This work addresses the challenge of confounding head motion with swallowing dynamics in videofluoroscopic swallowing studies, which compromises quantitative analysis accuracy. We propose a markerless tracking–driven framework for motion separation and image registration. For the first time, sparse markerless tracking models—CoTracker, PIPs++, and TAP-Net—are integrated into swallowing image correction. The framework combines robust optical flow analysis, multi-model tracking point evaluation, and ROI-guided deformation field modeling to generate high-fidelity, physiologically consistent deformation fields. Evaluated on real clinical X-ray data, our method achieves a 37% improvement in head-motion suppression over state-of-the-art methods (ANTs, LDDMM, VoxelMorph), a 22% gain in dynamic structural fidelity (measured by SSIM), and a 19% reduction in deformation field error (MSE). These advances significantly enhance the reliability and interpretability of quantitative swallowing function analysis.
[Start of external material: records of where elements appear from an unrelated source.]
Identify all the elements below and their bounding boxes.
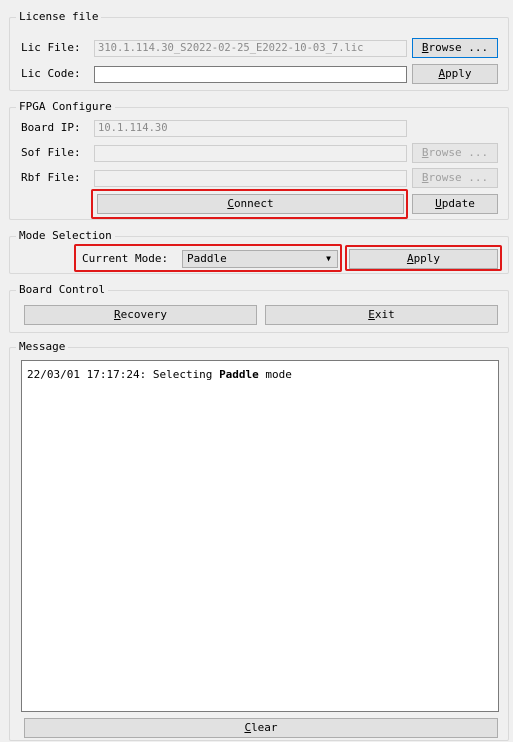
message-log[interactable]: 22/03/01 17:17:24: Selecting Paddle mode bbox=[21, 360, 499, 712]
rbf-browse-button[interactable]: Browse ... bbox=[412, 168, 498, 188]
license-apply-label: Apply bbox=[438, 67, 472, 80]
mode-selection-title: Mode Selection bbox=[16, 229, 115, 243]
sof-file-label: Sof File: bbox=[21, 146, 81, 159]
update-button[interactable]: Update bbox=[412, 194, 498, 214]
clear-label: Clear bbox=[244, 721, 278, 734]
mode-apply-button[interactable]: Apply bbox=[349, 249, 498, 269]
board-ip-label: Board IP: bbox=[21, 121, 81, 134]
rbf-file-label: Rbf File: bbox=[21, 171, 81, 184]
rbf-file-field[interactable] bbox=[94, 170, 407, 187]
license-browse-label: Browse ... bbox=[421, 41, 489, 54]
current-mode-value: Paddle bbox=[187, 252, 227, 265]
license-browse-button[interactable]: Browse ... bbox=[412, 38, 498, 58]
current-mode-dropdown[interactable]: Paddle ▼ bbox=[182, 250, 338, 268]
board-control-title: Board Control bbox=[16, 283, 109, 297]
mode-apply-label: Apply bbox=[406, 252, 441, 265]
update-label: Update bbox=[435, 197, 475, 210]
license-file-title: License file bbox=[16, 10, 102, 24]
license-apply-button[interactable]: Apply bbox=[412, 64, 498, 84]
sof-browse-label: Browse ... bbox=[421, 146, 489, 159]
fpga-configure-title: FPGA Configure bbox=[16, 100, 115, 114]
lic-file-label: Lic File: bbox=[21, 41, 81, 54]
clear-button[interactable]: Clear bbox=[24, 718, 498, 738]
connect-button[interactable]: Connect bbox=[97, 194, 404, 214]
lic-code-input[interactable] bbox=[94, 66, 407, 83]
log-line-prefix: 22/03/01 17:17:24: Selecting bbox=[27, 368, 220, 381]
chevron-down-icon: ▼ bbox=[326, 254, 331, 263]
recovery-button[interactable]: Recovery bbox=[24, 305, 257, 325]
log-line-suffix: mode bbox=[258, 368, 292, 381]
exit-button[interactable]: Exit bbox=[265, 305, 498, 325]
rbf-browse-label: Browse ... bbox=[421, 171, 489, 184]
log-line-mode: Paddle bbox=[219, 368, 259, 381]
lic-code-label: Lic Code: bbox=[21, 67, 81, 80]
board-ip-field[interactable]: 10.1.114.30 bbox=[94, 120, 407, 137]
connect-label: Connect bbox=[227, 197, 274, 210]
recovery-label: Recovery bbox=[114, 308, 167, 321]
sof-file-field[interactable] bbox=[94, 145, 407, 162]
sof-browse-button[interactable]: Browse ... bbox=[412, 143, 498, 163]
exit-label: Exit bbox=[368, 308, 395, 321]
lic-file-field[interactable]: 310.1.114.30_S2022-02-25_E2022-10-03_7.l… bbox=[94, 40, 407, 57]
current-mode-label: Current Mode: bbox=[82, 252, 169, 265]
message-title: Message bbox=[16, 340, 69, 354]
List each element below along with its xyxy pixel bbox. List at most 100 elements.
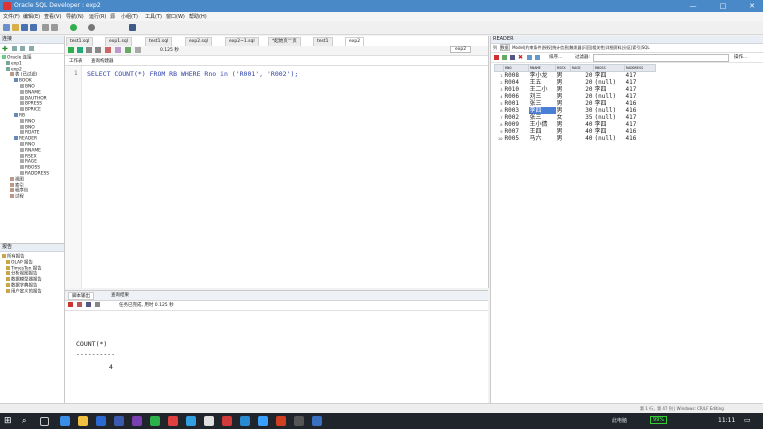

Our study focuses on isolating swallowing dynamics from interfering patient motion in videofluoroscopy, an X-ray technique that records patients swallowing a radiopaque bolus. These recordings capture multiple motion sources, including head movement, anatomical displacements, and bolus transit. To enable precise analysis of swallowing physiology, we aim to eliminate distracting motion, particularly head movement, while preserving essential swallowing-related dynamics. Optical flow methods fail due to artifacts like flickering and instability, making them unreliable for distinguishing different motion groups. We evaluated markerless tracking approaches (CoTracker, PIPs++, TAP-Net) and quantified tracking accuracy in key medical regions of interest. Our findings show that even sparse tracking points generate morphing displacement fields that outperform leading registration methods such as ANTs, LDDMM, and VoxelMorph. To compare all approaches, we assessed performance using MSE and SSIM metrics post-registration. We introduce a novel motion correction pipeline that effectively removes disruptive motion while preserving swallowing dynamics and surpassing competitive registration techniques. Code will be available after review.